DAVID KWIATKOWSKI – STAFF WRITER
All persons born or naturalized in the United States, and subject to the jurisdiction thereof, are citizens of the United States and of the state wherein they reside. No state shall make or enforce any law which shall abridge the privileges or immunities of citizens of the United States; nor shall any state deprive any person of life, liberty, or property, without due process of law; nor deny to any person within its jurisdiction the equal protection of the laws.
These words, the 14th Amendment to the United States Constitution, were read aloud in Smith Wilkes Hall near the beginning of the Brown Bag discussion last Thursday for the Chautauqua Theater Company’s final show this season: Thurgood.
Thurgood is a one-man show about the life of Supreme Court Justice Thurgood Marshall. It debuts 4 p.m. Friday, Aug. 13 in the Performance Pavilion on Pratt.
At the Brown Bag, CTC Associate Artistic Director Stori Ayers explained the role of Thurgood in context of the season she and Artistic Director Andrew Borba planned and what this show means at a place like Chautauqua.
Ayers began by bringing up CTC’s first play of the season, Blood at the Root, a story based on the racial injustices of the Jena Six cases and how she saw it as a call to action echoed by Thurgood.
“Thurgood was one that we really felt would resonate with this audience, and really resonate with this season,” Ayers said. “It brings joy to close the season with a story about a man who really exemplifies activism in his work and in his life. It really humanizes him in a way that, for me, makes activism accessible — that you see him as a man, just like you and I, and not something that’s special … but something that’s attainable and accessible for all of us.”
Brian Marable, the CTC guest artist portraying Marshall, has been doing professional theater for almost 30 years. He said this is the biggest undertaking of his career thus far.
“This is by far the hardest thing that I’ve ever done,” Marable said at the Brown Bag. “… It’s been difficult, but I love it. As people, we have to challenge ourselves. It’s coming after a time (where I couldn’t work and) your first project back is 60 pages and it’ll be a one-man show. You can’t say no, because you’re ready to go back to work.”
A one-man show based on a real person, the play leaves little room for error in terms of memorizing lines and specific points in time.
“I’ve always been really good with dialogue and lines,” Marable said. “This is the first role where I’ve had a lot of case law, names, dates, real dates (and) real cases. You can’t mess up the name because it’s a real person or the date, because that’s the date that it actually happened.”
Both Marable and director Steve Broadnax III found themselves learning more about Marshall preparing for this play than they ever did while in school.
“I did not know as much as I should have known,” Broadnax said at the Brown Bag. “I knew he was on the Supreme Court, and that was probably the extent that I understood about Thurgood, and (now) I’m understanding what he has contributed to my everyday life.”
Marable commented on the U.S. education system, and how some states’ curriculums are being amended to whitewash historical narratives.
“(This show) made me realize that there’s some subjects in education that are not touched on in our learning institutions that absolutely should be,” Marable said. “There’s no way that there shouldn’t be an entire section to learn about this man’s accomplishments. It’s a success story. It’s an all-American story to me.
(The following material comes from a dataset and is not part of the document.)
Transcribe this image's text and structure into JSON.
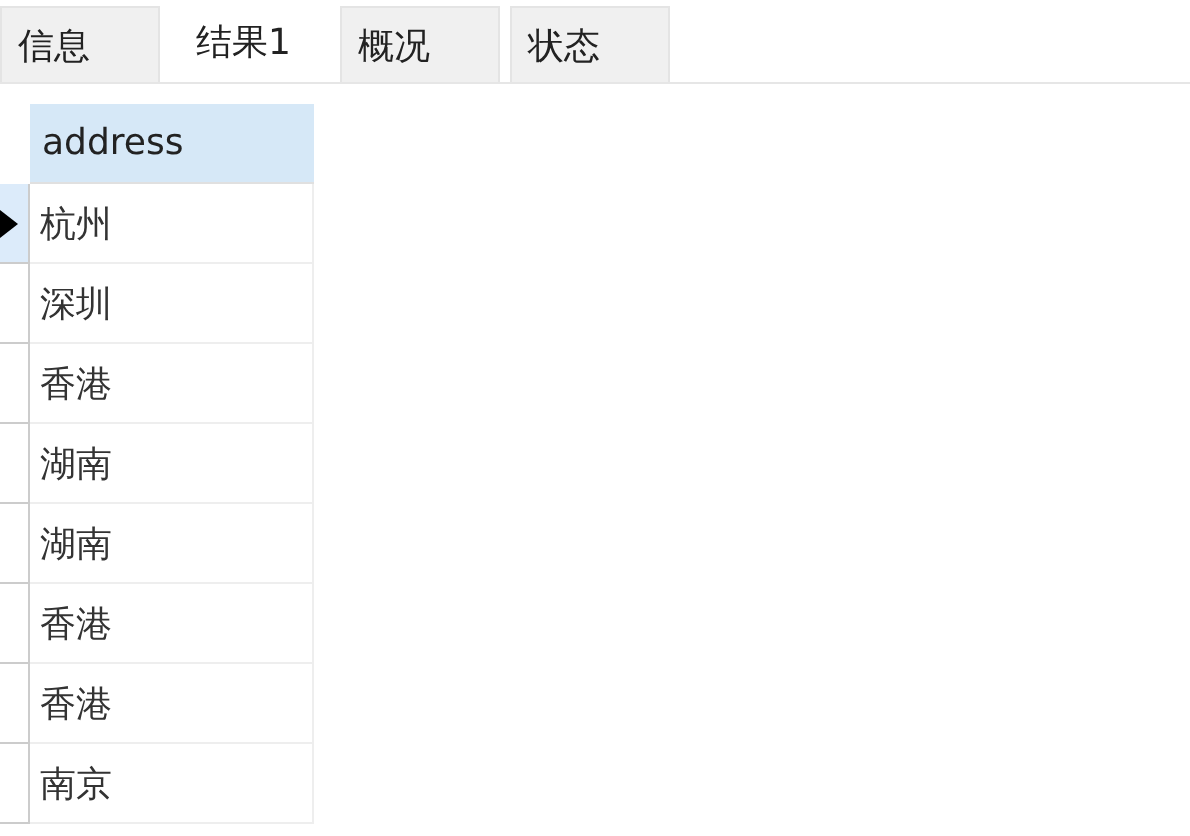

He continued to persist and push through for something that he knew was right and we’re all sitting here together today.”
Broadnax believed Marshall was ahead of his time than his contemporaries in seeing what the power of law can do and why legislation is the most important branch for change to happen.
“What is interesting (is that) our country’s … founders’ promise, we’re just holding to the promise: Equality for all equal justice under the law, so we asked for nothing that has not already been said,” Broadnax said. “He believed that change comes in the law; he often was quoted that he (thought) protests are street theater, but inevitably change is in the law.”
Learning the effect of Marshall on everyday life as a Black man in America has put things into perspective for Broadnax.
“I know what I stand for as a man of color,” Broadnax said. “I am a professor at a university. We are sitting here together integrated all because of this man that saw equality and used the law as a weapon to bring to form a more perfect union, which the Constitution says our country should be.”